Vai paro exílio, larga carreira, profissão, conveniência, partido político. Só tem um caminho e uma verdade: o amor. O resto virá depois. Sem ele, o tudo é nada.

A mulher apaixonada é o mais paciente dos seres impacientes. Sempre em estado de “estou pronta” suporta anos esperando com uma insuportável e maravilhosa impaciência, exigência, dedicação, entrega, cegueira, vontade de quintais e praias, as amarrações que supõe perfeitas e definitivas. Ninguém vive a provisoriedade com tanto sentido de permanência. Ninguém assina em branco e antecipa tantos avais de afeto.  Ninguém erra com tanta convicção e decência.
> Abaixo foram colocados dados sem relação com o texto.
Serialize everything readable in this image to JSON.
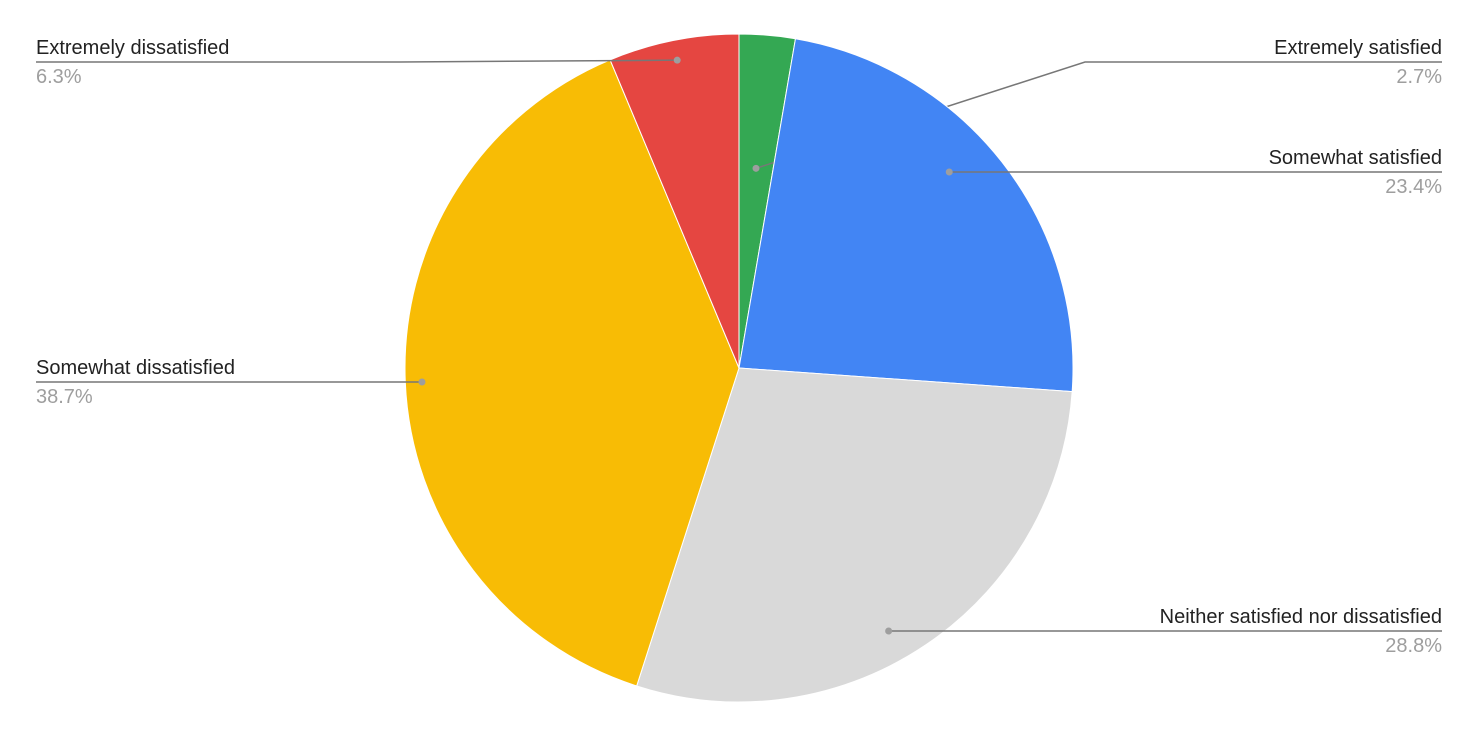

Fera e santa, guerreira e gato, desastrada e genial, capaz de usar fitas, meias coloridas, blusas-bobagem; de enfrentar solidões, distâncias, presenças, piratas e furacões pelo ser amado, a mulher apaixonada é o mais regular dos seres irregulares, porque não julga, não pensa, não avalia, só sente.

E que se danem o mundo, as regras, as regulações, conveniências, aparências, seguranças, convenções, disposições, legislações e tudo aquilo que a mãe ensinou! Que o mundo exploda em flores!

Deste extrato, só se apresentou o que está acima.